それから二十歳までの四年間、恋人として交際が続いたのだ。青春の四年間、走馬灯のように思い出がよみがえって来る。その頃がオレの四十三年の人生で一番幸せな時だったかもしれない。
「……まさん、本間さん、どうしたんですか?」
突然目の前に美和の心配そうな顔が現れた。どうやらオレは記憶の中に入り込んでいたらしい。
「あ、いや、何でもない、大丈夫だよ」
苦労して笑顔を作った。
「本間さん、急に黙っちゃって、話し掛けても何の反応もしなくなっちゃうから……」
「ごめん、ごめん。ちょっと昔の事を思い出してしまった。美和ちゃんの笑顔を見ていると、何故か昔を思い出してしまうんだ」
美和は笑顔を取り戻していた。
「どんな事を思い出していたんですか? 昔の彼女さんの事とか……ですか?」
オレも笑顔で美和を見ていた。
「良くわかったね。昔の初恋を思い出していた」
「どんな人だったのですか? 本間さんの彼女だったら、素敵な人だったんでしょうね?」
「うん、笑顔が美和ちゃんとそっくりな人だった。とても人懐っこくて優しい笑顔をしていたんだ」
美和は突然、怒った表情を作った。
「女の子を前にして、他の女の人の話を嬉しそうに話すなんて、失礼ですよ!」
「ごめん、そんなつもりじゃ無いんだ」
「そんなつもりってどんなつもりですか?」
そこまで言って、美和は笑い出した。
「本間さん、カワイイ! 焦っちゃって……。まあ、私の笑顔を誉めていると言うことで許してあげますよ」
美和はいたずらっぽい笑顔で、困った中年男の苦笑いを眺めている。
「それで、その初恋はどうなったんですか?」
美和の瞳はキラキラ輝いていた。やはり女子高生は恋愛話が大好きな様だ。こんなオジサンの恋愛話なんか聞いても仕方ないと思うのだけれど、そんな話にでも女子高生は興味を持つものなのだろう。

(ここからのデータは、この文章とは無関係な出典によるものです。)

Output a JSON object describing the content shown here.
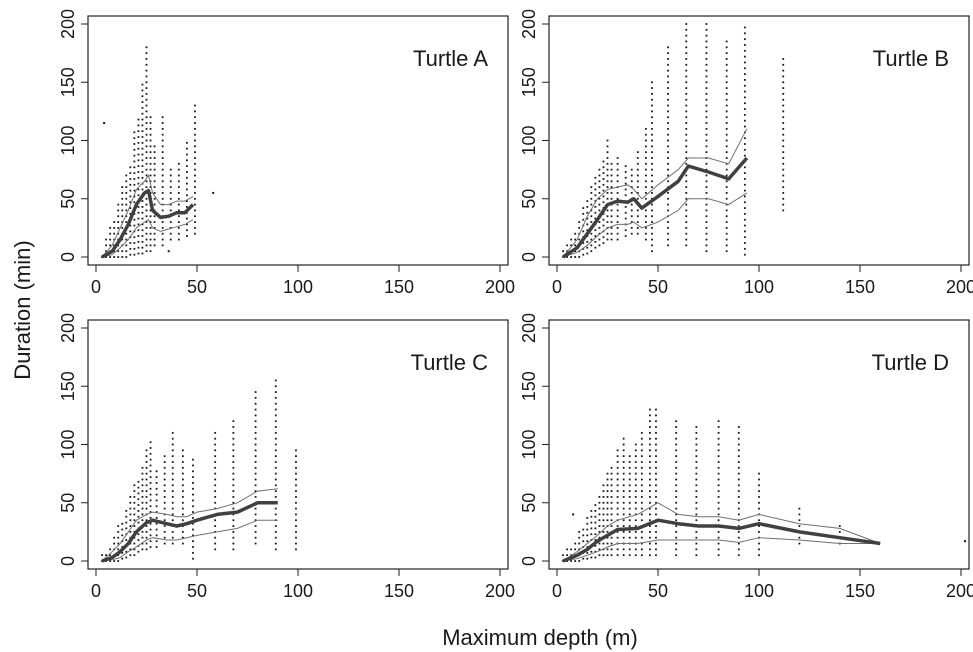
{
  "figure": {
    "ylabel": "Duration (min)",
    "xlabel": "Maximum depth (m)"
  },
  "colors": {
    "ink": "#1a1a1a",
    "median_line": "#404040",
    "quantile_line": "#707070",
    "frame": "#222222"
  },
  "chart_data": [
    {
      "type": "scatter",
      "title": "Turtle A",
      "xlim": [
        0,
        200
      ],
      "ylim": [
        0,
        200
      ],
      "xticks": [
        0,
        50,
        100,
        150,
        200
      ],
      "yticks": [
        0,
        50,
        100,
        150,
        200
      ],
      "grid": false,
      "columns": [
        {
          "x": 3,
          "ymin": 0,
          "ymax": 2
        },
        {
          "x": 5,
          "ymin": 0,
          "ymax": 18
        },
        {
          "x": 7,
          "ymin": 0,
          "ymax": 25
        },
        {
          "x": 9,
          "ymin": 0,
          "ymax": 30
        },
        {
          "x": 11,
          "ymin": 0,
          "ymax": 45
        },
        {
          "x": 13,
          "ymin": 0,
          "ymax": 60
        },
        {
          "x": 15,
          "ymin": 0,
          "ymax": 70
        },
        {
          "x": 17,
          "ymin": 2,
          "ymax": 80
        },
        {
          "x": 19,
          "ymin": 2,
          "ymax": 110
        },
        {
          "x": 21,
          "ymin": 3,
          "ymax": 120
        },
        {
          "x": 23,
          "ymin": 3,
          "ymax": 150
        },
        {
          "x": 25,
          "ymin": 5,
          "ymax": 180
        },
        {
          "x": 27,
          "ymin": 5,
          "ymax": 120
        },
        {
          "x": 29,
          "ymin": 10,
          "ymax": 95
        },
        {
          "x": 33,
          "ymin": 10,
          "ymax": 120
        },
        {
          "x": 37,
          "ymin": 15,
          "ymax": 75
        },
        {
          "x": 41,
          "ymin": 15,
          "ymax": 80
        },
        {
          "x": 45,
          "ymin": 18,
          "ymax": 100
        },
        {
          "x": 49,
          "ymin": 20,
          "ymax": 130
        }
      ],
      "outliers": [
        {
          "x": 4,
          "y": 115
        },
        {
          "x": 58,
          "y": 55
        },
        {
          "x": 36,
          "y": 5
        }
      ],
      "median": {
        "x": [
          3,
          8,
          12,
          16,
          20,
          24,
          26,
          28,
          32,
          36,
          40,
          44,
          48
        ],
        "y": [
          0,
          5,
          15,
          28,
          45,
          55,
          57,
          40,
          34,
          35,
          38,
          38,
          45
        ]
      },
      "upper": {
        "x": [
          3,
          8,
          12,
          16,
          20,
          24,
          26,
          28,
          32,
          36,
          40,
          44,
          48
        ],
        "y": [
          0,
          10,
          25,
          40,
          58,
          65,
          70,
          55,
          45,
          45,
          48,
          48,
          52
        ]
      },
      "lower": {
        "x": [
          3,
          8,
          12,
          16,
          20,
          24,
          26,
          28,
          32,
          36,
          40,
          44,
          48
        ],
        "y": [
          0,
          2,
          8,
          15,
          25,
          30,
          32,
          25,
          22,
          24,
          26,
          28,
          32
        ]
      }
    },
    {
      "type": "scatter",
      "title": "Turtle B",
      "xlim": [
        0,
        200
      ],
      "ylim": [
        0,
        200
      ],
      "xticks": [
        0,
        50,
        100,
        150,
        200
      ],
      "yticks": [
        0,
        50,
        100,
        150,
        200
      ],
      "grid": false,
      "columns": [
        {
          "x": 3,
          "ymin": 0,
          "ymax": 5
        },
        {
          "x": 5,
          "ymin": 0,
          "ymax": 10
        },
        {
          "x": 7,
          "ymin": 0,
          "ymax": 15
        },
        {
          "x": 9,
          "ymin": 0,
          "ymax": 20
        },
        {
          "x": 11,
          "ymin": 0,
          "ymax": 30
        },
        {
          "x": 13,
          "ymin": 2,
          "ymax": 45
        },
        {
          "x": 15,
          "ymin": 3,
          "ymax": 50
        },
        {
          "x": 17,
          "ymin": 5,
          "ymax": 60
        },
        {
          "x": 19,
          "ymin": 8,
          "ymax": 70
        },
        {
          "x": 21,
          "ymin": 10,
          "ymax": 75
        },
        {
          "x": 23,
          "ymin": 12,
          "ymax": 85
        },
        {
          "x": 25,
          "ymin": 15,
          "ymax": 100
        },
        {
          "x": 27,
          "ymin": 15,
          "ymax": 80
        },
        {
          "x": 30,
          "ymin": 15,
          "ymax": 85
        },
        {
          "x": 34,
          "ymin": 18,
          "ymax": 80
        },
        {
          "x": 37,
          "ymin": 20,
          "ymax": 75
        },
        {
          "x": 40,
          "ymin": 20,
          "ymax": 90
        },
        {
          "x": 44,
          "ymin": 15,
          "ymax": 110
        },
        {
          "x": 47,
          "ymin": 5,
          "ymax": 150
        },
        {
          "x": 55,
          "ymin": 10,
          "ymax": 180
        },
        {
          "x": 64,
          "ymin": 10,
          "ymax": 200
        },
        {
          "x": 74,
          "ymin": 5,
          "ymax": 200
        },
        {
          "x": 84,
          "ymin": 5,
          "ymax": 185
        },
        {
          "x": 93,
          "ymin": 2,
          "ymax": 200
        },
        {
          "x": 112,
          "ymin": 40,
          "ymax": 170
        }
      ],
      "outliers": [],
      "median": {
        "x": [
          3,
          10,
          15,
          20,
          25,
          30,
          35,
          38,
          42,
          50,
          60,
          65,
          75,
          85,
          94
        ],
        "y": [
          0,
          8,
          20,
          32,
          45,
          48,
          47,
          50,
          42,
          52,
          65,
          78,
          73,
          67,
          85
        ]
      },
      "upper": {
        "x": [
          3,
          10,
          15,
          20,
          25,
          30,
          35,
          38,
          42,
          50,
          60,
          65,
          75,
          85,
          94
        ],
        "y": [
          0,
          15,
          35,
          50,
          58,
          60,
          62,
          58,
          50,
          62,
          75,
          85,
          85,
          80,
          110
        ]
      },
      "lower": {
        "x": [
          3,
          10,
          15,
          20,
          25,
          30,
          35,
          38,
          42,
          50,
          60,
          65,
          75,
          85,
          94
        ],
        "y": [
          0,
          4,
          10,
          18,
          25,
          28,
          28,
          30,
          25,
          30,
          40,
          50,
          50,
          45,
          55
        ]
      }
    },
    {
      "type": "scatter",
      "title": "Turtle C",
      "xlim": [
        0,
        200
      ],
      "ylim": [
        0,
        200
      ],
      "xticks": [
        0,
        50,
        100,
        150,
        200
      ],
      "yticks": [
        0,
        50,
        100,
        150,
        200
      ],
      "grid": false,
      "columns": [
        {
          "x": 3,
          "ymin": 0,
          "ymax": 5
        },
        {
          "x": 5,
          "ymin": 0,
          "ymax": 8
        },
        {
          "x": 7,
          "ymin": 0,
          "ymax": 12
        },
        {
          "x": 9,
          "ymin": 0,
          "ymax": 20
        },
        {
          "x": 11,
          "ymin": 0,
          "ymax": 30
        },
        {
          "x": 13,
          "ymin": 2,
          "ymax": 35
        },
        {
          "x": 15,
          "ymin": 3,
          "ymax": 45
        },
        {
          "x": 17,
          "ymin": 5,
          "ymax": 55
        },
        {
          "x": 19,
          "ymin": 5,
          "ymax": 65
        },
        {
          "x": 21,
          "ymin": 8,
          "ymax": 70
        },
        {
          "x": 23,
          "ymin": 10,
          "ymax": 80
        },
        {
          "x": 25,
          "ymin": 10,
          "ymax": 95
        },
        {
          "x": 27,
          "ymin": 12,
          "ymax": 105
        },
        {
          "x": 30,
          "ymin": 12,
          "ymax": 80
        },
        {
          "x": 34,
          "ymin": 15,
          "ymax": 90
        },
        {
          "x": 38,
          "ymin": 15,
          "ymax": 112
        },
        {
          "x": 43,
          "ymin": 15,
          "ymax": 95
        },
        {
          "x": 48,
          "ymin": 2,
          "ymax": 90
        },
        {
          "x": 59,
          "ymin": 10,
          "ymax": 110
        },
        {
          "x": 68,
          "ymin": 10,
          "ymax": 120
        },
        {
          "x": 79,
          "ymin": 15,
          "ymax": 145
        },
        {
          "x": 89,
          "ymin": 10,
          "ymax": 157
        },
        {
          "x": 99,
          "ymin": 10,
          "ymax": 95
        }
      ],
      "outliers": [],
      "median": {
        "x": [
          3,
          8,
          12,
          16,
          20,
          25,
          28,
          35,
          40,
          45,
          50,
          60,
          70,
          80,
          90
        ],
        "y": [
          0,
          3,
          8,
          15,
          25,
          33,
          35,
          32,
          30,
          32,
          35,
          40,
          42,
          50,
          50
        ]
      },
      "upper": {
        "x": [
          3,
          8,
          12,
          16,
          20,
          25,
          28,
          35,
          40,
          45,
          50,
          60,
          70,
          80,
          90
        ],
        "y": [
          0,
          8,
          15,
          25,
          35,
          40,
          42,
          40,
          38,
          38,
          42,
          45,
          50,
          60,
          62
        ]
      },
      "lower": {
        "x": [
          3,
          8,
          12,
          16,
          20,
          25,
          28,
          35,
          40,
          45,
          50,
          60,
          70,
          80,
          90
        ],
        "y": [
          0,
          1,
          3,
          8,
          12,
          18,
          20,
          18,
          18,
          20,
          22,
          25,
          28,
          35,
          35
        ]
      }
    },
    {
      "type": "scatter",
      "title": "Turtle D",
      "xlim": [
        0,
        200
      ],
      "ylim": [
        0,
        200
      ],
      "xticks": [
        0,
        50,
        100,
        150,
        200
      ],
      "yticks": [
        0,
        50,
        100,
        150,
        200
      ],
      "grid": false,
      "columns": [
        {
          "x": 3,
          "ymin": 0,
          "ymax": 5
        },
        {
          "x": 5,
          "ymin": 0,
          "ymax": 10
        },
        {
          "x": 7,
          "ymin": 0,
          "ymax": 12
        },
        {
          "x": 9,
          "ymin": 0,
          "ymax": 15
        },
        {
          "x": 11,
          "ymin": 0,
          "ymax": 25
        },
        {
          "x": 13,
          "ymin": 2,
          "ymax": 30
        },
        {
          "x": 15,
          "ymin": 2,
          "ymax": 40
        },
        {
          "x": 17,
          "ymin": 3,
          "ymax": 45
        },
        {
          "x": 19,
          "ymin": 3,
          "ymax": 50
        },
        {
          "x": 21,
          "ymin": 5,
          "ymax": 55
        },
        {
          "x": 23,
          "ymin": 5,
          "ymax": 65
        },
        {
          "x": 25,
          "ymin": 5,
          "ymax": 75
        },
        {
          "x": 27,
          "ymin": 5,
          "ymax": 80
        },
        {
          "x": 30,
          "ymin": 5,
          "ymax": 95
        },
        {
          "x": 33,
          "ymin": 5,
          "ymax": 105
        },
        {
          "x": 36,
          "ymin": 5,
          "ymax": 90
        },
        {
          "x": 39,
          "ymin": 5,
          "ymax": 100
        },
        {
          "x": 42,
          "ymin": 5,
          "ymax": 110
        },
        {
          "x": 46,
          "ymin": 5,
          "ymax": 130
        },
        {
          "x": 49,
          "ymin": 5,
          "ymax": 130
        },
        {
          "x": 59,
          "ymin": 5,
          "ymax": 120
        },
        {
          "x": 69,
          "ymin": 5,
          "ymax": 115
        },
        {
          "x": 80,
          "ymin": 5,
          "ymax": 120
        },
        {
          "x": 90,
          "ymin": 5,
          "ymax": 115
        },
        {
          "x": 100,
          "ymin": 5,
          "ymax": 75
        },
        {
          "x": 120,
          "ymin": 15,
          "ymax": 45
        },
        {
          "x": 140,
          "ymin": 15,
          "ymax": 30
        }
      ],
      "outliers": [
        {
          "x": 8,
          "y": 40
        },
        {
          "x": 202,
          "y": 17
        }
      ],
      "median": {
        "x": [
          3,
          10,
          15,
          20,
          25,
          30,
          40,
          50,
          60,
          70,
          80,
          90,
          100,
          120,
          140,
          160
        ],
        "y": [
          0,
          5,
          10,
          17,
          22,
          27,
          28,
          35,
          32,
          30,
          30,
          28,
          32,
          25,
          20,
          15
        ]
      },
      "upper": {
        "x": [
          3,
          10,
          15,
          20,
          25,
          30,
          40,
          50,
          60,
          70,
          80,
          90,
          100,
          120,
          140,
          160
        ],
        "y": [
          0,
          8,
          15,
          22,
          30,
          35,
          40,
          50,
          40,
          38,
          38,
          35,
          40,
          32,
          28,
          15
        ]
      },
      "lower": {
        "x": [
          3,
          10,
          15,
          20,
          25,
          30,
          40,
          50,
          60,
          70,
          80,
          90,
          100,
          120,
          140,
          160
        ],
        "y": [
          0,
          2,
          5,
          8,
          12,
          15,
          15,
          18,
          18,
          18,
          18,
          16,
          20,
          18,
          15,
          15
        ]
      }
    }
  ]
}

「付き合いは、四年くらい続いたけれどね。特に何か理由が有ったと言う記憶が無いから、なんとなくだと思うけれどね。次第に疎遠になってしまった。一時はかなりうまく行っていたと思うんだけれどね」
美和はガッカリした様だ。やはり、女子高生はハッピーエンドが好きなのだろう。しかし、現実にはハッピーエンドなんて、滅多にお目にかかれるものではない。大概はバッドエンドの埋め合わせの様なグッドエンドで済ませるものだろう。
「その彼女さんは今、どうして居るんですか? 本間さんは知っているんでしょう?」
「いいや、知らない。年齢的には結婚をして子供が居て、っていうところだろうね。とにかく、幸せに暮らしていてくれれば……、それが一番だね」
美和は満面の笑顔でオレを見ている。女子高生に見詰められて恥ずかしがっている中年男と言うのも情けないけれど、オレはまるで男子高校生の様に下を向いてしまった。
「本間さん、かっこいいです! 昔の彼女が『幸せに暮らしていれれば』なんて言えちゃうんですね」
普通、こんな言い方をしたらバカにしていると思われるのだろうけれど、美和の無邪気な笑顔はバカにする気は微塵も無いことを物語っていた。
「本間さん、かなりモテたんじゃないんですか? その後にもいっぱい恋をしたんでしょう?」
美和はまだオジサンの恋愛話を聞きたいらしい。しかし、オレにとって、あれが最初で最後の恋だった。
「いや、それ以降、恋愛はしていないんだ。だから、この歳で未だ独身なんだよ」
美和はしばらく宙を見つめていた。その後、何か思い当たった様に笑顔を見せた。
「本間さんはもしかして……、その彼女さんの事が忘れられなくて、他の女性と恋愛が出来ないんじゃ有りませんか? 何だか良いなぁ。私にも、そのくらい想ってくれる人が現れてくれないかなぁ」
美和はすっかり夢見る少女の顔になっていた。
「僕の場合は、単にモテないだけだよ。美和ちゃんは可愛いからモテモテでしょう? 付き合ってもいないのに美和ちゃんの事が忘れられなくなっちゃう、そんな男子生徒だっていっぱいいるんじゃ無いのかな?」
「えー、私は全然モテないですよぉ」
美和はそう言って素敵な笑顔をオレに向けた。